Gelöscht? Nun ja, zumindest ist es für die Kontakte nicht mehr sichtbar. Wir wissen alle, dass einst gemachte Spuren im Netz schwieriger zu löschen sind als die Spuren auf dem Walk of Fame. Das Netz vergisst nichts. Das hat aber wenig mit Facebook zu tun, als mit dem Internet an sich. Jeder hinterlässt mit jedem Klick einen „Fingerabdruck“ durch seine IP Adresse. Das sollte jeder wissen.
 
Nun ist es möglich, seine Daten bei Facebook einzufordern, denn gemäss EU Verordnung muss dies möglich sein. Auch kein Novum. Warum also schreien nun alle nach dieser CD mit den eigenen Daten? Was ist passiert?
 
Bin ich als selbst bestimmter Nutzer solcher Medien nicht auch selber verantwortlich für die Spuren, die ich hinterlasse? Kann ich im „realen“ Leben (ist mein Leben im Netz „un-real?“) auch hingehen und alle meine nicht mehr erwünschten Spuren einfordern? Es gibt in meinem Leben mehr Menschen, die mich mittlerweile kreuzweise können, die vieles von mir wissen, von denen ich viel weiss. That´s life, so ist das Leben.
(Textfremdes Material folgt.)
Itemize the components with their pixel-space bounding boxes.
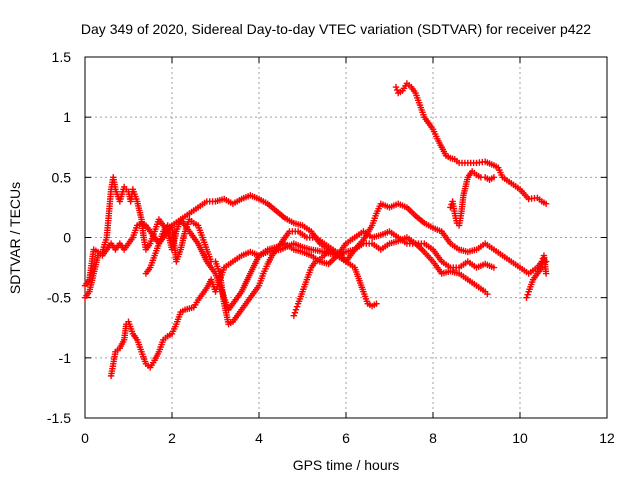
data-point [290, 312, 297, 319]
data-point [447, 204, 454, 211]
data-point [291, 309, 299, 316]
data-point [484, 290, 491, 298]
y-tick-label: -1 [59, 350, 72, 366]
data-point [542, 258, 550, 265]
data-point [342, 258, 350, 265]
chart-title: Day 349 of 2020, Sidereal Day-to-day VTE… [81, 21, 591, 37]
y-axis-label: SDTVAR / TECUs [7, 182, 23, 294]
data-point [524, 291, 531, 298]
y-tick-label: -1.5 [47, 410, 71, 426]
data-point [293, 303, 301, 310]
data-point [373, 300, 380, 307]
x-tick-labels: 0 2 4 6 8 10 12 [81, 430, 615, 446]
x-tick-label: 8 [429, 430, 437, 446]
y-tick-label: 1.5 [52, 49, 72, 65]
data-point [523, 294, 530, 301]
x-tick-label: 2 [168, 430, 176, 446]
y-tick-label: -0.5 [47, 290, 71, 306]
series-track-3 [107, 200, 550, 380]
series-track-6 [392, 80, 550, 208]
series-track-4 [142, 216, 350, 328]
x-tick-label: 6 [342, 430, 350, 446]
x-tick-label: 12 [599, 430, 615, 446]
data-points [81, 80, 550, 380]
series-track-1 [81, 174, 491, 313]
x-tick-label: 10 [512, 430, 528, 446]
axis-ticks [84, 56, 608, 419]
series-track-8 [523, 255, 550, 301]
data-point [490, 264, 498, 271]
data-point [490, 174, 498, 181]
y-tick-label: 1 [63, 109, 71, 125]
data-point [292, 306, 300, 313]
x-axis-label: GPS time / hours [293, 457, 400, 473]
data-point [542, 200, 550, 208]
y-tick-label: 0 [63, 230, 71, 246]
data-point [392, 83, 400, 91]
series-track-7 [447, 168, 498, 229]
grid [85, 57, 607, 418]
y-tick-label: 0.5 [52, 169, 72, 185]
data-point [542, 270, 550, 277]
y-tick-labels: -1.5 -1 -0.5 0 0.5 1 1.5 [47, 49, 71, 426]
data-point [393, 86, 401, 94]
x-tick-label: 0 [81, 430, 89, 446]
series-track-5 [290, 228, 498, 319]
x-tick-label: 4 [255, 430, 263, 446]
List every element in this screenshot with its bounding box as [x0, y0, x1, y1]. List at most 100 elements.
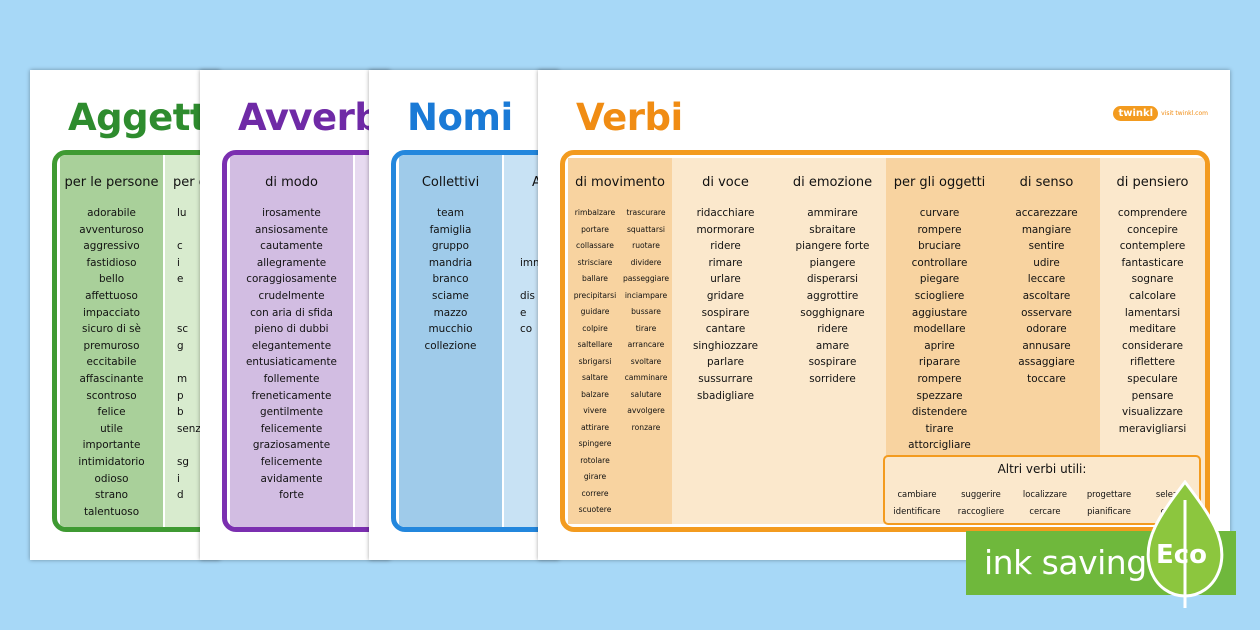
list-item: sicuro di sè: [82, 323, 141, 336]
column-heading: di emozione: [792, 175, 873, 190]
list-item: felice: [97, 406, 126, 419]
list-item: adorabile: [87, 207, 136, 219]
list-item: piangere forte: [795, 240, 870, 253]
column-heading: di movimento: [575, 175, 665, 190]
column-heading: per gli oggetti: [893, 175, 986, 190]
list-item: lu: [177, 207, 187, 219]
list-item: piangere: [809, 256, 856, 269]
list-item: speculare: [1127, 372, 1178, 385]
list-item: i: [177, 256, 180, 269]
list-item: team: [437, 207, 464, 219]
list-item: c: [177, 240, 183, 253]
list-item: gentilmente: [260, 406, 323, 419]
list-item: strisciare: [577, 257, 613, 267]
word-list: adorabile avventuroso aggressivo fastidioso…: [60, 205, 163, 520]
list-item: mazzo: [433, 306, 468, 319]
list-item: bussare: [631, 307, 661, 316]
list-item: portare: [581, 224, 609, 234]
list-item: inciampare: [624, 290, 668, 300]
list-item: aggressivo: [83, 240, 140, 253]
word-list: progettare pianificare: [1079, 486, 1139, 520]
list-item: rotolare: [580, 455, 610, 465]
list-item: ronzare: [631, 422, 661, 432]
list-item: considerare: [1121, 339, 1184, 352]
list-item: controllare: [911, 256, 968, 269]
list-item: coraggiosamente: [246, 273, 337, 286]
list-item: spingere: [578, 439, 612, 448]
list-item: attorcigliare: [908, 439, 971, 452]
list-item: squattarsi: [626, 224, 666, 234]
twinkl-logo: twinkl visit twinkl.com: [1113, 106, 1208, 121]
list-item: urlare: [710, 273, 741, 286]
list-item: importante: [82, 439, 141, 452]
list-item: pensare: [1131, 389, 1174, 402]
list-item: crudelmente: [258, 289, 325, 302]
list-item: arrancare: [627, 340, 665, 349]
list-item: allegramente: [256, 256, 327, 269]
word-list: accarezzare mangiare sentire udire leccare as…: [993, 205, 1100, 388]
column-heading: Collettivi: [421, 175, 480, 190]
list-item: entusiaticamente: [246, 356, 337, 369]
list-item: tirare: [925, 422, 954, 435]
eco-label: Eco: [1156, 540, 1208, 570]
column-heading: per g: [173, 175, 207, 190]
verbi-col-voce: di voce ridacchiare mormorare ridere rimare…: [672, 158, 779, 524]
list-item: ridere: [817, 323, 848, 336]
list-item: correre: [581, 488, 609, 498]
list-item: eccitabile: [86, 356, 137, 369]
list-item: strano: [94, 489, 129, 502]
list-item: meravigliarsi: [1118, 422, 1187, 435]
list-item: collezione: [424, 339, 477, 352]
list-item: distendere: [911, 406, 968, 419]
list-item: spezzare: [916, 389, 963, 402]
word-list: suggerire raccogliere: [951, 486, 1011, 520]
list-item: sbraitare: [809, 223, 856, 236]
list-item: mucchio: [428, 323, 473, 336]
list-item: g: [177, 339, 184, 352]
list-item: comprendere: [1117, 207, 1188, 219]
list-item: cercare: [1029, 506, 1061, 516]
list-item: mangiare: [1021, 223, 1072, 236]
list-item: talentuoso: [83, 505, 140, 518]
list-item: ballare: [582, 274, 608, 283]
list-item: calcolare: [1129, 289, 1176, 302]
list-item: utile: [100, 422, 123, 435]
list-item: osservare: [1021, 306, 1072, 319]
list-item: premuroso: [83, 339, 140, 352]
list-item: b: [177, 406, 184, 419]
list-item: lamentarsi: [1124, 306, 1181, 319]
list-item: concepire: [1127, 223, 1178, 236]
word-list: ridacchiare mormorare ridere rimare urlare gr…: [672, 205, 779, 404]
list-item: e: [177, 273, 184, 286]
list-item: m: [177, 372, 188, 385]
list-item: sospirare: [701, 306, 750, 319]
list-item: fantasticare: [1121, 256, 1184, 269]
avverbi-title: Avverbi: [238, 96, 390, 139]
word-list: rimbalzare portare collassare strisciare bal…: [570, 205, 620, 519]
avverbi-col-modo: di modo irosamente ansiosamente cautamente…: [230, 155, 353, 527]
word-list: imm dis e co: [504, 205, 559, 354]
list-item: elegantemente: [251, 339, 332, 352]
aggettivi-col-persone: per le persone adorabile avventuroso aggre…: [60, 155, 163, 527]
leaf-icon: [1146, 480, 1224, 608]
list-item: bello: [98, 273, 125, 286]
list-item: sc: [177, 323, 189, 336]
list-item: trascurare: [626, 208, 666, 217]
list-item: follemente: [263, 372, 320, 385]
list-item: avidamente: [260, 472, 323, 485]
list-item: rompere: [917, 372, 962, 385]
list-item: intimidatorio: [78, 455, 145, 468]
list-item: gridare: [706, 289, 745, 302]
altri-verbi-title: Altri verbi utili:: [997, 462, 1087, 476]
list-item: saltare: [582, 373, 608, 382]
list-item: scuotere: [578, 505, 612, 514]
list-item: leccare: [1027, 273, 1066, 286]
list-item: p: [177, 389, 184, 402]
list-item: precipitarsi: [573, 290, 617, 300]
list-item: sg: [177, 455, 190, 468]
list-item: tirare: [635, 323, 657, 333]
list-item: imm: [520, 256, 544, 269]
list-item: udire: [1033, 256, 1060, 269]
verbi-col-movimento: di movimento rimbalzare portare collassare…: [568, 158, 672, 524]
list-item: sussurrare: [698, 372, 753, 385]
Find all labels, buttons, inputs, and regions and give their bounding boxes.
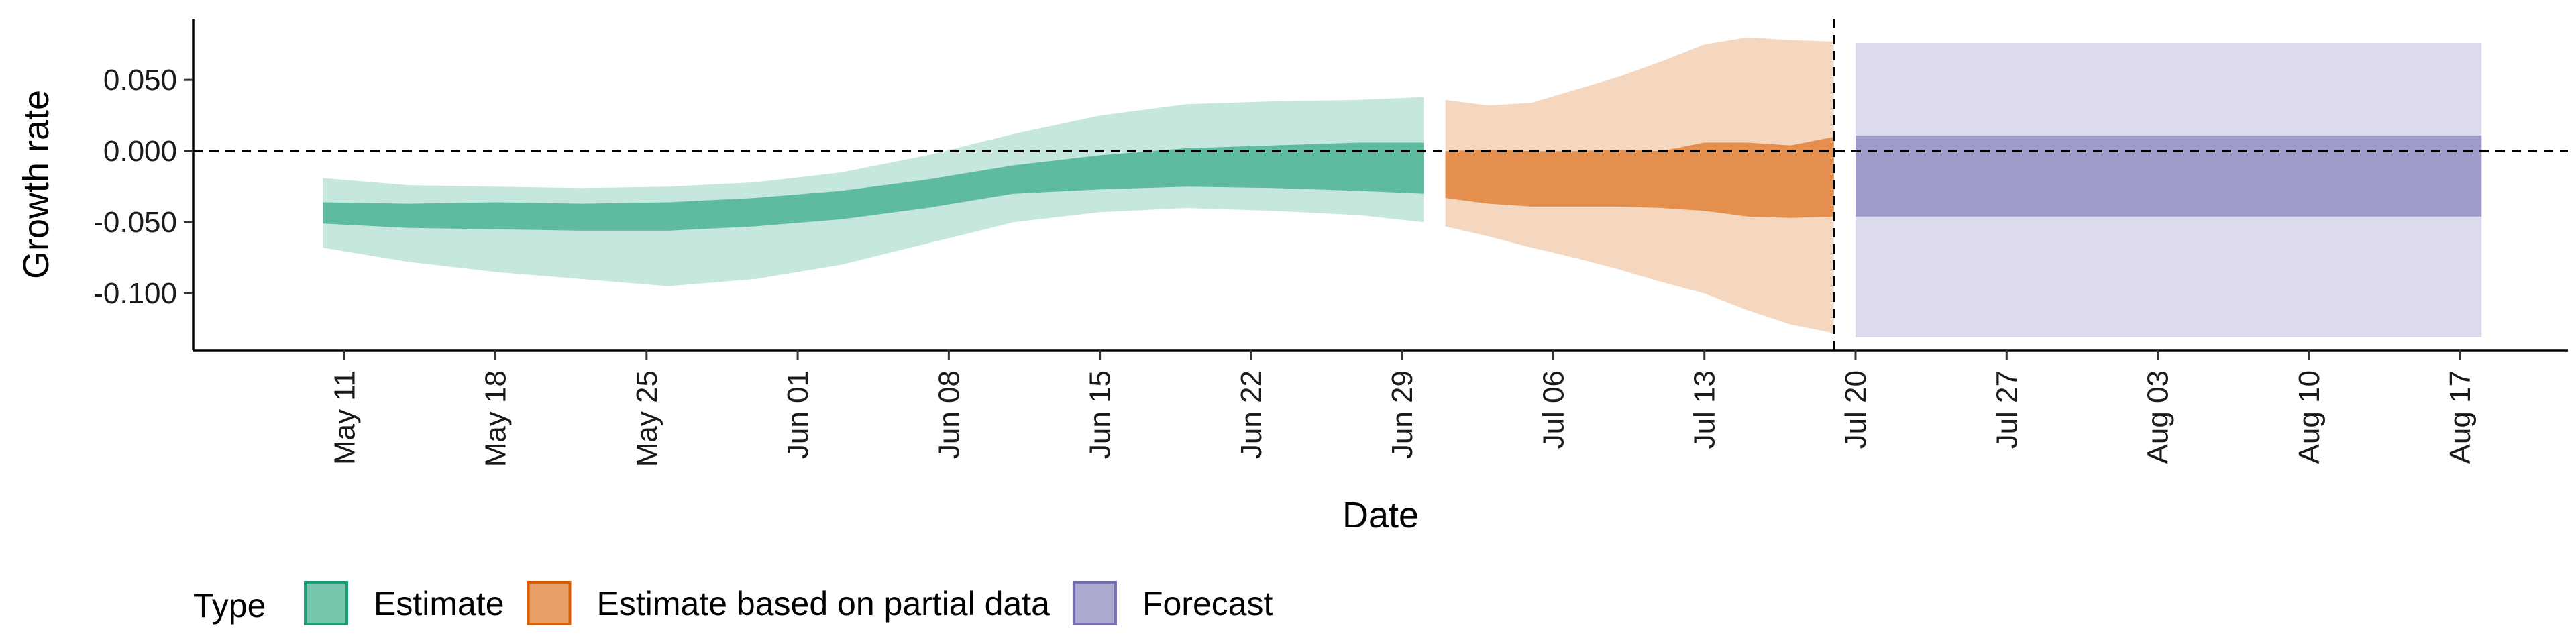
legend-title: Type	[193, 587, 266, 625]
x-tick-label: May 18	[480, 370, 513, 467]
y-ticks: 0.050 0.000 -0.050 -0.100	[93, 64, 193, 310]
axes	[192, 19, 2568, 352]
legend-key-0	[304, 581, 348, 625]
x-tick-label: Jun 15	[1084, 370, 1117, 459]
legend-label-0: Estimate	[374, 585, 504, 623]
x-axis-title: Date	[1342, 495, 1419, 535]
series-2-band-50	[1856, 135, 2482, 217]
legend-label-1: Estimate based on partial data	[597, 585, 1051, 623]
y-axis-title: Growth rate	[16, 90, 56, 279]
series-bands	[323, 37, 2482, 337]
legend-key-1	[527, 581, 572, 625]
y-tick-label: 0.000	[103, 135, 177, 168]
x-tick-label: Jul 13	[1688, 370, 1721, 449]
x-ticks: May 11 May 18 May 25 Jun 01 Jun 08 Jun 15 Jun …	[328, 350, 2477, 467]
x-tick-label: May 11	[328, 370, 361, 465]
series-1-band-50	[1445, 137, 1834, 218]
y-tick-label: -0.100	[93, 277, 177, 310]
legend: Type Estimate Estimate based on partial d…	[193, 581, 1273, 625]
x-tick-label: Jul 20	[1839, 370, 1872, 449]
x-tick-label: Jun 08	[932, 370, 965, 459]
x-tick-label: Aug 17	[2444, 370, 2477, 464]
x-tick-label: Jun 01	[782, 370, 814, 459]
x-tick-label: Aug 03	[2142, 370, 2175, 464]
x-tick-label: May 25	[631, 370, 663, 467]
y-tick-label: -0.050	[93, 206, 177, 239]
x-tick-label: Jul 06	[1537, 370, 1570, 449]
y-tick-label: 0.050	[103, 64, 177, 97]
x-tick-label: Jun 22	[1235, 370, 1268, 459]
x-tick-label: Aug 10	[2293, 370, 2326, 464]
x-tick-label: Jul 27	[1990, 370, 2023, 449]
x-tick-label: Jun 29	[1386, 370, 1419, 459]
series-0-band-50	[323, 142, 1424, 231]
reference-lines	[193, 19, 2568, 350]
legend-key-2	[1072, 581, 1117, 625]
legend-label-2: Forecast	[1142, 585, 1273, 623]
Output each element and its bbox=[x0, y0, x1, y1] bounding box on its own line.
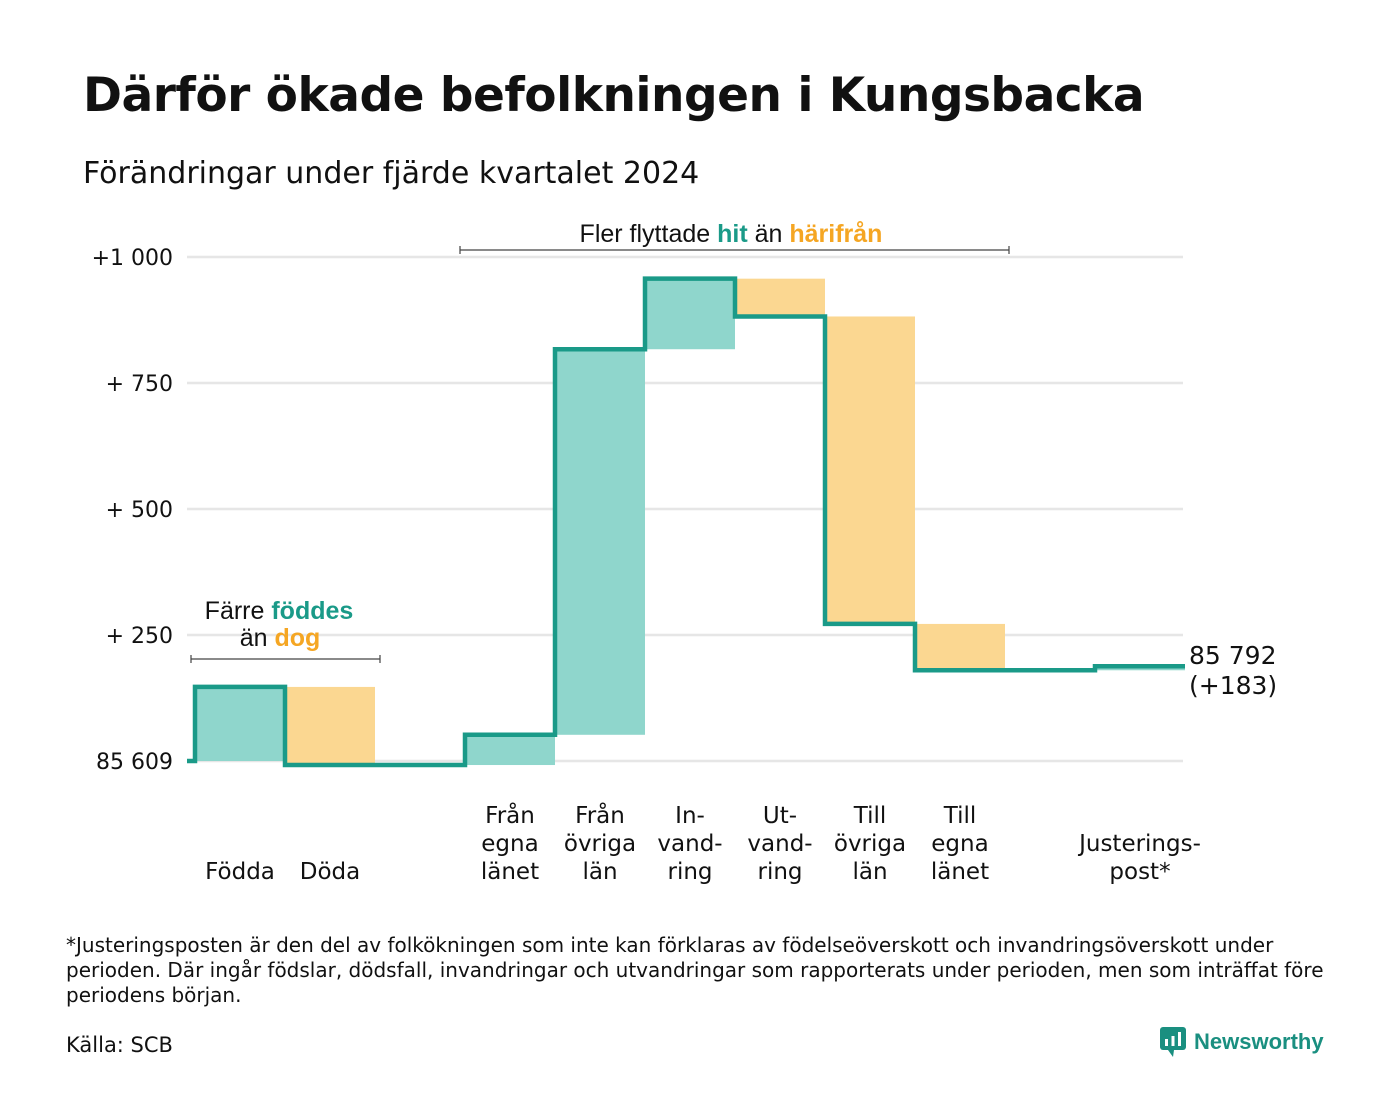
migration-annotation-part: hit bbox=[717, 220, 748, 248]
end-value-label: 85 792 bbox=[1189, 641, 1276, 670]
migration-annotation-part: än bbox=[748, 220, 790, 248]
category-label: Justerings- bbox=[1077, 831, 1201, 857]
footnote: *Justeringsposten är den del av folkökni… bbox=[66, 933, 1324, 1007]
category-label: Ut- bbox=[763, 803, 797, 829]
category-label: Födda bbox=[205, 859, 275, 885]
category-label: länet bbox=[931, 859, 989, 885]
y-tick-label: + 750 bbox=[106, 372, 173, 397]
births-annotation-line1: Färre föddes bbox=[205, 597, 354, 625]
brand-logo[interactable]: Newsworthy bbox=[1160, 1027, 1324, 1057]
category-label: In- bbox=[675, 803, 705, 829]
bar-decrease bbox=[825, 316, 915, 624]
births-annotation-line2-part: dog bbox=[274, 624, 320, 652]
category-label: vand- bbox=[657, 831, 722, 857]
bar-decrease bbox=[735, 278, 825, 317]
chart-title: Därför ökade befolkningen i Kungsbacka bbox=[83, 68, 1145, 123]
newsworthy-logo-icon bbox=[1160, 1027, 1186, 1057]
migration-annotation: Fler flyttade hit än härifrån bbox=[580, 220, 883, 248]
y-tick-label: + 500 bbox=[106, 498, 173, 523]
category-label: egna bbox=[481, 831, 538, 857]
category-label: Döda bbox=[300, 859, 360, 885]
bar-increase bbox=[195, 686, 285, 761]
waterfall-chart: 85 609 + 250 + 500 + 750 +1 000 Födda Döda Från… bbox=[92, 220, 1278, 885]
category-label: övriga bbox=[564, 831, 636, 857]
y-tick-label: +1 000 bbox=[92, 246, 173, 271]
y-tick-label: + 250 bbox=[106, 624, 173, 649]
end-change-label: (+183) bbox=[1189, 671, 1277, 700]
births-annotation-line1-part: Färre bbox=[205, 597, 272, 625]
y-tick-label: 85 609 bbox=[96, 750, 173, 775]
bar-increase bbox=[465, 734, 555, 766]
bar-increase bbox=[645, 278, 735, 350]
bar-increase bbox=[555, 349, 645, 735]
category-label: ring bbox=[757, 859, 802, 885]
births-annotation-line1-part: föddes bbox=[271, 597, 353, 625]
category-label: post* bbox=[1109, 859, 1170, 885]
category-label: län bbox=[852, 859, 887, 885]
bar-decrease bbox=[285, 686, 375, 766]
category-label: Från bbox=[575, 801, 625, 829]
category-label: ring bbox=[667, 859, 712, 885]
migration-annotation-part: härifrån bbox=[789, 220, 882, 248]
category-label: övriga bbox=[834, 831, 906, 857]
chart-subtitle: Förändringar under fjärde kvartalet 2024 bbox=[83, 156, 700, 191]
migration-annotation-part: Fler flyttade bbox=[580, 220, 718, 248]
births-annotation-line2-part: än bbox=[240, 624, 275, 652]
category-label: vand- bbox=[747, 831, 812, 857]
brand-name: Newsworthy bbox=[1194, 1029, 1324, 1054]
running-total-line bbox=[187, 276, 1185, 768]
category-label: egna bbox=[931, 831, 988, 857]
category-label: län bbox=[582, 859, 617, 885]
births-annotation-line2: än dog bbox=[240, 624, 321, 652]
category-label: Från bbox=[485, 801, 535, 829]
category-label: Till bbox=[943, 803, 977, 829]
category-label: länet bbox=[481, 859, 539, 885]
source-label: Källa: SCB bbox=[66, 1033, 173, 1057]
category-label: Till bbox=[853, 803, 887, 829]
bar-decrease bbox=[915, 623, 1005, 671]
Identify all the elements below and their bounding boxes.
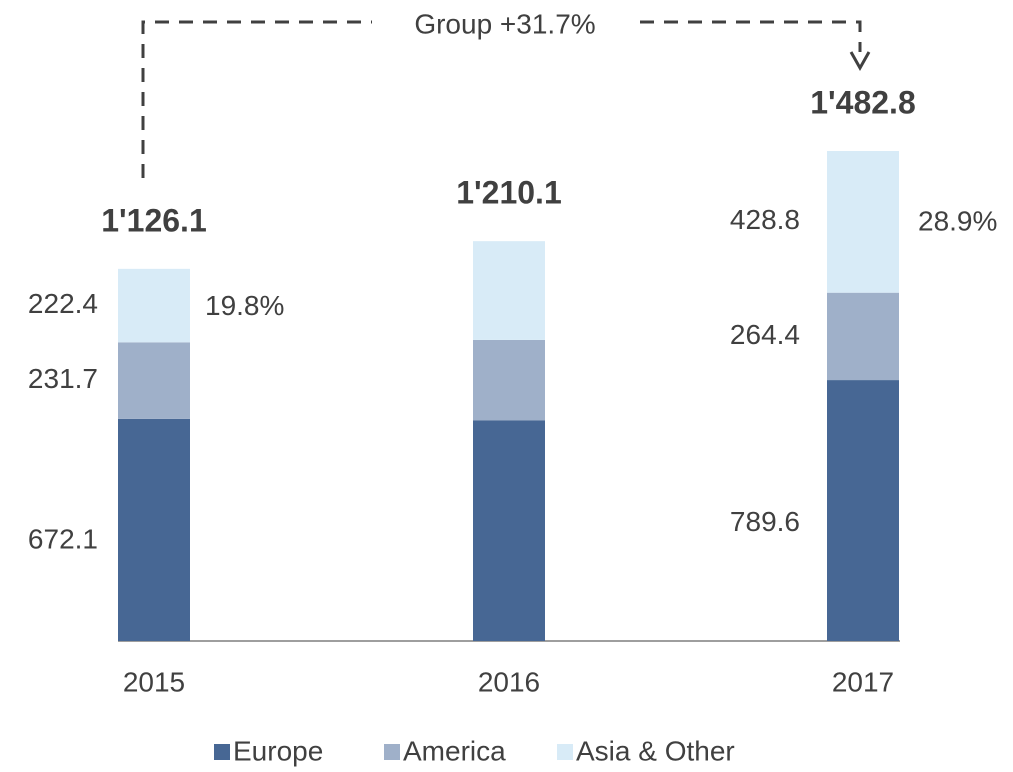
bar-segment: [827, 380, 899, 641]
legend-swatch: [214, 744, 230, 760]
x-tick-label: 2017: [832, 666, 894, 697]
total-label: 1'482.8: [810, 84, 915, 120]
share-label: 19.8%: [205, 290, 284, 321]
bar-segment: [118, 418, 190, 641]
arrow-head: [849, 51, 871, 72]
dashed-line: [141, 20, 372, 178]
value-label: 428.8: [730, 204, 800, 235]
legend-label: America: [403, 735, 506, 766]
bar-segment: [118, 268, 190, 343]
value-label: 789.6: [730, 506, 800, 537]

Das einzige, was ich kann, ist zu lernen, dass ich gewisse Momente vielleicht nur für mich erleben, denken, spüren will und nicht alle und jeden darüber aufklären muss.
 
Ich selber habe mir meine Daten einmal runter geladen (https://www.facebook.com/settings - Dauerte ca 6 Stunden) und wenn ich mir das so durchlese, denke ich mir auch oft, dass viele Momente, Fotos, Äusserungen nicht nötig gewesen wären.
 
(Anmerkung zum Download; Hier siehst Du alle Postings, Kommentare, Bilder. In der CD siehst Du Log-in Daten, IP Adresse, Sämtliche von Dir eingegebenen demographischen Daten, Deine Chatprotokolle, Nachrichten etc. Auch von vermeintlich gelöschten Einträgen - Schlicht alles, was Du jemals eingegeben hast.)
 
Das liegt aber nicht daran, dass Facebook sich verändert, sondern meine Einstellung, mein Umgang mit dem Medium und meinem ganz anderen Lebensstil. Aber all diese Momente, Fotos, Äusserungen tragen dazu bei, dass ich heute der bin, der ich bin. Und somit, sind diese Momente vielleicht peinlich oder veraltet, aber sie sind ein Teil von mir. Und dafür ist nur einer verantwortlich; Ich selber.
 
Ich habe gelernt. Mich gibt es mittlerweile nur „als öffentliche Person“. Ich posaune nicht mehr jede Meinung in einem Posting oder muss auf Krampf 239 Postings am Tag raus hauen, die mehr Aufschluss über mich geben, als die Patientenakte eines Psychiaters. Aber das ich es getan habe, muss ich akzeptieren. Irgendwer in Dublin (europäische Facebook Zentrale) weiss das sicher, interessiert sich wahrscheinlich eher peripher für mich.
 
Vielen von denen, die nun nach dieser Daten CD schreien, rate ich erstmal ihr Profil für Aussenstehende zu schliessen, Ihre Aktivitäten nicht jedem zugänglich zu machen (Ich bin verblüfft, wie viele hier, trotz Geschrei nach Schutz, nachlässig sind). Ausserdem vielleicht nicht jede Befindlichkeit raus zu posaunen, wenn man die Sachen nicht ein paar Monate später bereuen könnte. 
 
Im Grunde genommen ist es wie im zwischenmenschlichen Zusammensein. Irgendwer, der in ein paar Jahren nicht mehr mein Freund sein wird, weiss Dinge von mir, die besser jetzt nicht wissen sollte. Aber so spielt das Leben. Eben. Viele meiner ehemaligen Wegbegleiter vergessen auch nichts, sehen mich noch so wie vor einigen Jahren. Im Netz habe ich wenigstens die Möglichkeit nach Aktualität zu sortieren. 
 
Zum anderen will ich Fragen; Wenn die CD dann im Briefkasten landet, was dann? Dann ist bestätigt, was eh bekannt ist: Das Netz vergisst nichts. Geht es Dir dann besser? Oder geht es hier einfach um das Phänomen; Wenn alle einen Wind um eine Sache machen, mache ich doch direkt mal mit um es in ein paar Tagen gegen eine andere populistische Sache eintauschen zu können.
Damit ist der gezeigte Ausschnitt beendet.